Let us say that I go and buy myself an MP4 player and download some music on to it, and then it breaks down. That causes problems, particularly if you are involved in one of those proprietary chains. If the device breaks down and you have to move on to another one, you often have to pay again—and if it is all wrapped up in the hardware levy, you are paying again and again. All that does is inflate the cost of the machines—the gadgets that we buy.
That is a brake on innovation, productivity and so on among the small people and the small businesses, who cannot afford to be shelling out the whole time. I have seen reports that had different statistics from those in all the others, and suggested that if the EU were to remove those levies, it would be better off by nearly €2 billion a year. I have no idea whether that is true—people may well be sitting in front of dartboards when they produce such figures—but it is probably just about as genuine as some of the others. Certainly, when you have a broken machine you suddenly find you have to pay out and buy the material again, because format-shifting is not allowed and the digital rights management is different. Some of that has now changed, and some of it is better.
Turning to the subject of parodies, I see satirical students taking clips from the internet and making mashups, which are wonderful and very interesting and bright. But all that is illegal. I can see that politicians want to protect themselves from that sort of stuff, but where would all those wonderful satirical programmes of the past be if we had not quietly permitted it? Now that we are trying to crack down on it, we have to be very careful. That is why I think exceptions for parody and artistic creativeness are essential.
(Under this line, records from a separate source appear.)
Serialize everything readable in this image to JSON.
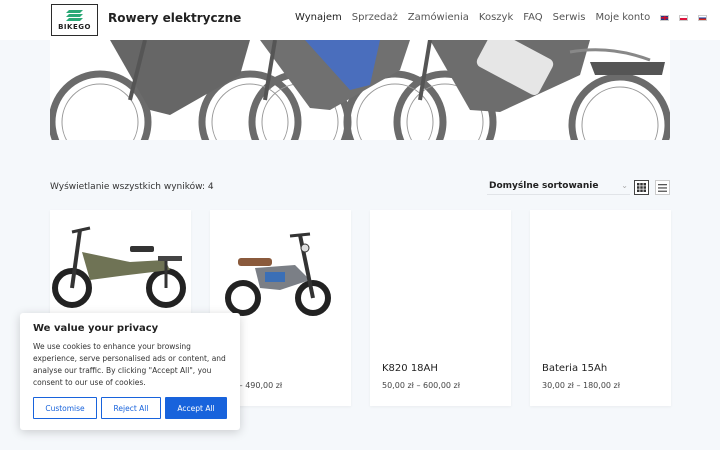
{
  "header": {
    "logo_text": "BIKEGO",
    "site_title": "Rowery elektryczne",
    "nav": [
      {
        "label": "Wynajem",
        "active": true
      },
      {
        "label": "Sprzedaż"
      },
      {
        "label": "Zamówienia"
      },
      {
        "label": "Koszyk"
      },
      {
        "label": "FAQ"
      },
      {
        "label": "Serwis"
      },
      {
        "label": "Moje konto"
      }
    ],
    "languages": [
      "en-flag-icon",
      "pl-flag-icon",
      "ru-flag-icon"
    ]
  },
  "shop": {
    "result_count": "Wyświetlanie wszystkich wyników: 4",
    "sort_selected": "Domyślne sortowanie",
    "view_modes": [
      "grid-view-icon",
      "list-view-icon"
    ]
  },
  "products": [
    {
      "title": "",
      "price": "",
      "has_image": true
    },
    {
      "title": "",
      "price": "0 zł – 490,00 zł",
      "has_image": true
    },
    {
      "title": "K820 18AH",
      "price": "50,00 zł – 600,00 zł",
      "has_image": false
    },
    {
      "title": "Bateria 15Ah",
      "price": "30,00 zł – 180,00 zł",
      "has_image": false
    }
  ],
  "cookie_banner": {
    "title": "We value your privacy",
    "text": "We use cookies to enhance your browsing experience, serve personalised ads or content, and analyse our traffic. By clicking \"Accept All\", you consent to our use of cookies.",
    "customise_label": "Customise",
    "reject_label": "Reject All",
    "accept_label": "Accept All"
  },
  "colors": {
    "accent": "#1863dc",
    "background": "#f5f8fb",
    "logo_green": "#2aa876"
  }
}
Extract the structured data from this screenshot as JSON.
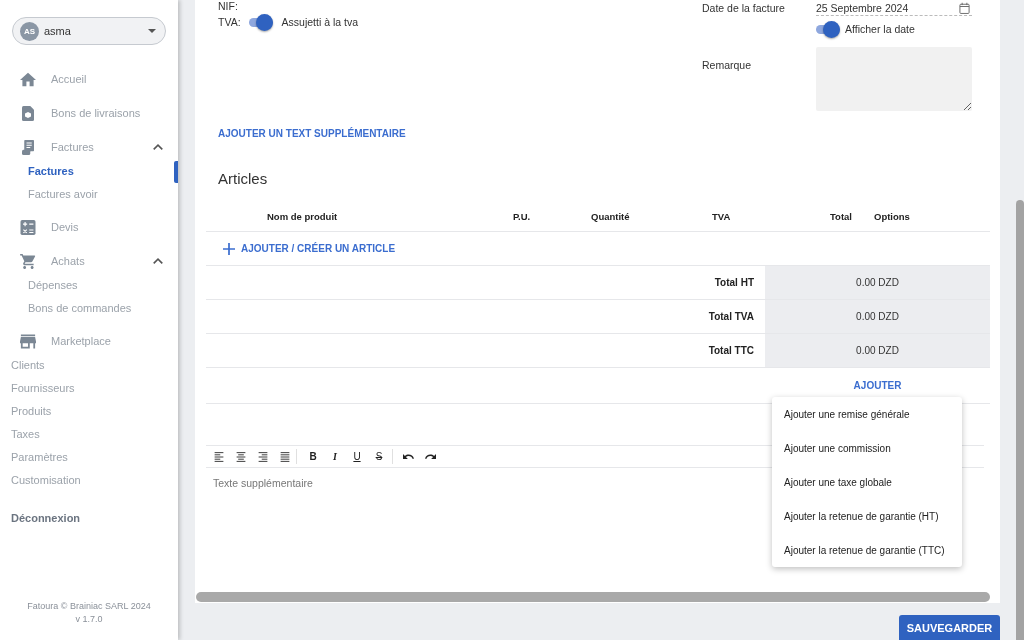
{
  "sidebar": {
    "account": {
      "initials": "AS",
      "name": "asma"
    },
    "nav": [
      {
        "kind": "icon",
        "label": "Accueil",
        "selected": false
      },
      {
        "kind": "icon",
        "label": "Bons de livraisons",
        "selected": false
      },
      {
        "kind": "icon",
        "label": "Factures",
        "selected": false,
        "expanded": true,
        "children": [
          {
            "label": "Factures",
            "selected": true
          },
          {
            "label": "Factures avoir",
            "selected": false
          }
        ]
      },
      {
        "kind": "icon",
        "label": "Devis",
        "selected": false
      },
      {
        "kind": "icon",
        "label": "Achats",
        "selected": false,
        "expanded": true,
        "children": [
          {
            "label": "Dépenses",
            "selected": false
          },
          {
            "label": "Bons de commandes",
            "selected": false
          }
        ]
      },
      {
        "kind": "icon",
        "label": "Marketplace",
        "selected": false
      },
      {
        "kind": "plain",
        "label": "Clients",
        "selected": false
      },
      {
        "kind": "plain",
        "label": "Fournisseurs",
        "selected": false
      },
      {
        "kind": "plain",
        "label": "Produits",
        "selected": false
      },
      {
        "kind": "plain",
        "label": "Taxes",
        "selected": false
      },
      {
        "kind": "plain",
        "label": "Paramètres",
        "selected": false
      },
      {
        "kind": "plain",
        "label": "Customisation",
        "selected": false
      }
    ],
    "logout": "Déconnexion",
    "footer": [
      "Fatoura © Brainiac SARL 2024",
      "v 1.7.0"
    ]
  },
  "invoice": {
    "nif_label": "NIF:",
    "tva": {
      "label": "TVA:",
      "on": true,
      "text": "Assujetti à la tva"
    },
    "date": {
      "label": "Date de la facture",
      "value": "25 Septembre 2024"
    },
    "show_date": {
      "on": true,
      "label": "Afficher la date"
    },
    "remark": {
      "label": "Remarque"
    },
    "add_text_link": "AJOUTER UN TEXT SUPPLÉMENTAIRE"
  },
  "articles": {
    "title": "Articles",
    "columns": [
      "Nom de produit",
      "P.U.",
      "Quantité",
      "TVA",
      "Total",
      "Options"
    ],
    "add_article": "AJOUTER / CRÉER UN ARTICLE",
    "totals": [
      {
        "label": "Total HT",
        "value": "0.00 DZD"
      },
      {
        "label": "Total TVA",
        "value": "0.00 DZD"
      },
      {
        "label": "Total TTC",
        "value": "0.00 DZD"
      }
    ],
    "add_button": "AJOUTER"
  },
  "add_menu": {
    "items": [
      "Ajouter une remise générale",
      "Ajouter une commission",
      "Ajouter une taxe globale",
      "Ajouter la retenue de garantie (HT)",
      "Ajouter la retenue de garantie (TTC)"
    ]
  },
  "editor": {
    "format_buttons": [
      {
        "kind": "bold",
        "label": "B"
      },
      {
        "kind": "italic",
        "label": "I"
      },
      {
        "kind": "underline",
        "label": "U"
      },
      {
        "kind": "strike",
        "label": "S"
      }
    ],
    "placeholder": "Texte supplémentaire"
  },
  "save_button": "SAUVEGARDER"
}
If you copy a newspaper article or something like that, which is illegal, because you have some memorable, magical moments that you want to keep about your family, you will have to put it in a locker and store it, and you will have to keep format shifting and changing it to new media the whole time. But it will not last for ever as CDs will fall apart after a number of years. The original newspaper will fall apart in 50 to 100 years and will be unreadable. If you have it electronically, that will fall apart unless you keep moving it. If it becomes illegal to copy, you will lose those memories and everything like that. The trouble is that most people are getting around these things in practical ways but what they are doing is illegal and, in some cases, illegal under the Digital Economy Act. Under that Act, certain things that used to be a civil offence became a criminal offence and the waters were muddied even more.
The really important thing is that if the law creates rules and laws which diverge significantly from the way in which the general public behave, the rule of law falls into disrepute and people start to disregard it. When that happens, they start to pick and choose which laws they will obey. I do not think that that is a good principle. There are moments when we have to admit that the world has moved on, although that means tough luck on some people. We see retrospectivity the whole time in a lot of areas. For example, as regards leases, rentals, landlords, tenants and all sorts of other arrangements, the Government have interfered with contracts that were set up and they have tampered with them in such a way that you no longer have protection of your own property, which you used to have. In general, they say that provisions apply only to new contracts but very often they tamper with existing ones. We have been tampering retrospectively for a very long time. I do not like it and I disapprove of it but sometimes we have to do it in order for the law to catch up with what is happening anyway.